Я ухожу - страница 4
– Это что еще значит? – тон Бумажницы сразу сменился с веселого и надменного на настороженный.
Как и всякая женщина, валькирия немного напрягалась, когда осознавала, что сейчас происходит нечто, не попадающее в сферу ее понимания. Это ладно, была у меня одна знакомая по молодости, возле части жила, чем и обуславливалась ее популярность. Так у нее подобное выражение возникало каждый раз, когда мне стоило сказать хоть что-то осмысленное. Правда, справедливости ради, я это осознал довольно скоро и свел общение к минимуму. Все остальное время мы дружили исключительно телами.
– Прислушайся, – посоветовал я ей. – Можешь даже глаза закрыть. Ну?
– Да что за херн… Погоди, – вдруг приободрилась она. – Будто кто-то отбойным молотком вдалеке долбит.
– Угу, именно. Только могу поклясться, что никого там нет. В смысле, с отбойным молотком. А вот существ – с избытком. Просто благодаря артефакту мы чувствуем их присутствие.
– Жрецы, – встрепенулась валькирия. – И их много. Прям до хрена.
С каждой новой секундой тон Бумажницы становился все более возбужденным. Вот уж не думал, что валькирию заводят мужики в рясе. С другой стороны, какое мне дело до чужих извращений? Я вон вообще с Алисой сплю.
– Сказать, что они охраняют? – вкрадчиво спросил я.
– Да не тупая, поняла уже. Значит, заходим, берем артефакт, выходим. Приключений на двадцать минут.
– Ну, план почти такой. Надежный, как швейцарские часы. Поэтому я был бы тебе очень признателен, если бы ты и дальше оставалась союзником, а не мешала.
– Я всю дорогу только и делаю, что помогаю! – возмутилась Бумажница. Однако тут же добавила уже более спокойным голосом: – Ладно, услышала, приняла. Постараюсь по возможности не дергать. Но если что, зови.
– Как только, так сразу, – я даже не покривил душой. В последнее время Бумажница была на редкость полезной.
– Шип, ты там все внутри себя обсудил? – обратилась ко мне Алиса. – А то мы уже притомились.
Только теперь пришло понимание, что для группы я все это время стоял посреди дороги, обращенный исключительно в себя. Ага, еще изредка бормотал что-то. Судя по участливому выражению лица Алисы, она сейчас относилась ко мне не иначе как к старику, который сидит на остановке и не знает, куда ему надо.
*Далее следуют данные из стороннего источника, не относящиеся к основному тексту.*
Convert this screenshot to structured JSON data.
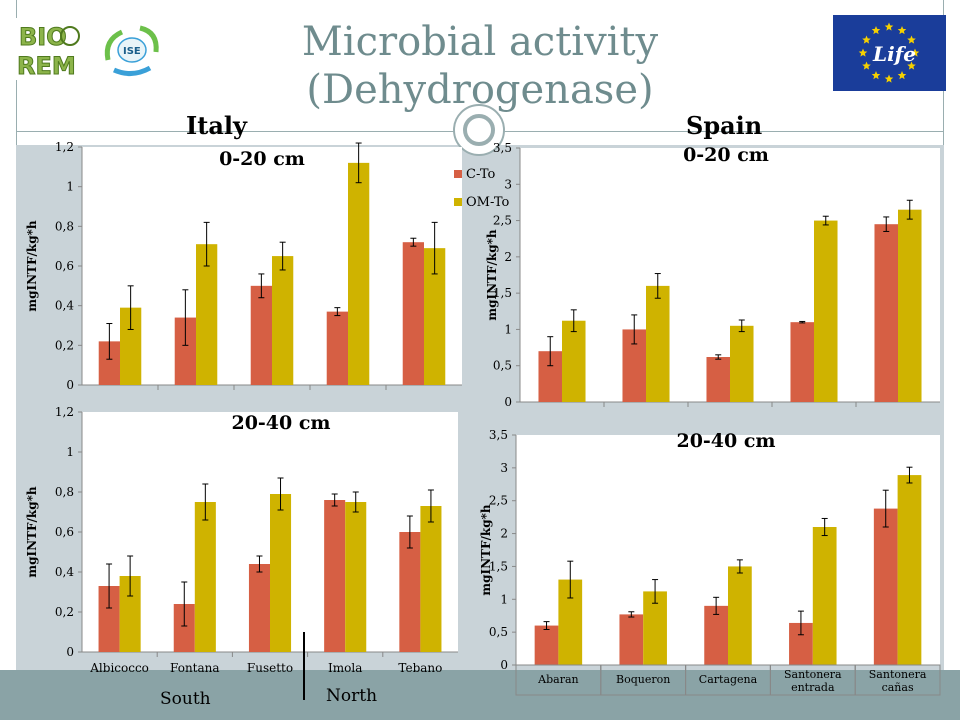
{
  "slide": {
    "title_line1": "Microbial activity",
    "title_line2": "(Dehydrogenase)",
    "left_country": "Italy",
    "right_country": "Spain",
    "region_south": "South",
    "region_north": "North",
    "logos": {
      "bioremed_text_1": "BIO",
      "bioremed_text_2": "REM",
      "ise_text": "ISE",
      "life_text": "Life"
    }
  },
  "colors": {
    "c_to": "#d65f44",
    "om_to": "#cfb300",
    "title": "#6f8c8e",
    "panel": "#c9d3d8"
  },
  "chart_data": [
    {
      "id": "italy-0-20",
      "type": "bar",
      "title": "0-20 cm",
      "xlabel": "",
      "ylabel": "mgINTF/kg*h",
      "ylim": [
        0,
        1.2
      ],
      "yticks": [
        "0",
        "0,2",
        "0,4",
        "0,6",
        "0,8",
        "1",
        "1,2"
      ],
      "categories": [
        "",
        "",
        "",
        "",
        ""
      ],
      "series": [
        {
          "name": "C-To",
          "color": "#d65f44",
          "values": [
            0.22,
            0.34,
            0.5,
            0.37,
            0.72
          ],
          "errors": [
            0.09,
            0.14,
            0.06,
            0.02,
            0.02
          ]
        },
        {
          "name": "OM-To",
          "color": "#cfb300",
          "values": [
            0.39,
            0.71,
            0.65,
            1.12,
            0.69
          ],
          "errors": [
            0.11,
            0.11,
            0.07,
            0.1,
            0.13
          ]
        }
      ],
      "legend": "right"
    },
    {
      "id": "italy-20-40",
      "type": "bar",
      "title": "20-40 cm",
      "xlabel": "",
      "ylabel": "mgINTF/kg*h",
      "ylim": [
        0,
        1.2
      ],
      "yticks": [
        "0",
        "0,2",
        "0,4",
        "0,6",
        "0,8",
        "1",
        "1,2"
      ],
      "categories": [
        "Albicocco",
        "Fontana",
        "Fusetto",
        "Imola",
        "Tebano"
      ],
      "series": [
        {
          "name": "C-To",
          "color": "#d65f44",
          "values": [
            0.33,
            0.24,
            0.44,
            0.76,
            0.6
          ],
          "errors": [
            0.11,
            0.11,
            0.04,
            0.03,
            0.08
          ]
        },
        {
          "name": "OM-To",
          "color": "#cfb300",
          "values": [
            0.38,
            0.75,
            0.79,
            0.75,
            0.73
          ],
          "errors": [
            0.1,
            0.09,
            0.08,
            0.05,
            0.08
          ]
        }
      ]
    },
    {
      "id": "spain-0-20",
      "type": "bar",
      "title": "0-20 cm",
      "xlabel": "",
      "ylabel": "mgINTF/kg*h",
      "ylim": [
        0,
        3.5
      ],
      "yticks": [
        "0",
        "0,5",
        "1",
        "1,5",
        "2",
        "2,5",
        "3",
        "3,5"
      ],
      "categories": [
        "",
        "",
        "",
        "",
        ""
      ],
      "series": [
        {
          "name": "C-To",
          "color": "#d65f44",
          "values": [
            0.7,
            1.0,
            0.62,
            1.1,
            2.45
          ],
          "errors": [
            0.2,
            0.2,
            0.03,
            0.01,
            0.1
          ]
        },
        {
          "name": "OM-To",
          "color": "#cfb300",
          "values": [
            1.12,
            1.6,
            1.05,
            2.5,
            2.65
          ],
          "errors": [
            0.15,
            0.17,
            0.08,
            0.06,
            0.13
          ]
        }
      ]
    },
    {
      "id": "spain-20-40",
      "type": "bar",
      "title": "20-40 cm",
      "xlabel": "",
      "ylabel": "mgINTF/kg*h",
      "ylim": [
        0,
        3.5
      ],
      "yticks": [
        "0",
        "0,5",
        "1",
        "1,5",
        "2",
        "2,5",
        "3",
        "3,5"
      ],
      "categories": [
        "Abaran",
        "Boqueron",
        "Cartagena",
        "Santonera entrada",
        "Santonera cañas"
      ],
      "series": [
        {
          "name": "C-To",
          "color": "#d65f44",
          "values": [
            0.6,
            0.77,
            0.9,
            0.64,
            2.38
          ],
          "errors": [
            0.06,
            0.04,
            0.13,
            0.18,
            0.28
          ]
        },
        {
          "name": "OM-To",
          "color": "#cfb300",
          "values": [
            1.3,
            1.12,
            1.5,
            2.1,
            2.89
          ],
          "errors": [
            0.28,
            0.18,
            0.1,
            0.13,
            0.12
          ]
        }
      ]
    }
  ]
}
– Все отлично, у меня тут небольшой брейншторм был. В смысле, у нас. В общем, долго объяснять. Двигаем.
Мы почти покинули бедный район. По крайней мере, бараков стало значительно меньше. Их сменил небольшой частный сектор, за которым уже виднелись те самые пятиэтажные панельки. Сейчас мы шли вдоль убитой дороги. Когда-то давно ее можно было назвать асфальтированной, но из-за многочисленных рытвин и ям, которые просто засыпали щебнем и песком, дорога стала со временем проселочной.
Что мне не нравилось, так это что мы оказались на открытой местности. Конечно, судя по всему, тут уже давно никого не было. Все забрали обращенные. Вот и вернувшийся Крыл сказал, что до самих пятиэтажек не встретил ни души. Однако смутная тревога не покидала меня. Значит, дело даже не в этом. Тогда в чем?
– Всем боевку накинуть. Гром, ты давай вперед. Все внимательно осматривай. Не нравится мне здесь.
– А что осматривать, Шип? – спросила уже медным голосом Громуша.
– Не знаю, следы какие-нибудь. Все, что заметишь. Любую странность. Что-то должно вылезти.
Вот как объяснишь женщинам, что такое чуйка у человека, не раз побывавшего на войне? Или почему дикий зверь просыпается в самый темный час и рычит в пустоту? У меня была теория, что существо, постоянно пробующее на вкус этот мир, начинает по-особому чувствовать опасность. Это отдаленно походит на жизненный опыт, который, как и половое бессилие, приходит с годами.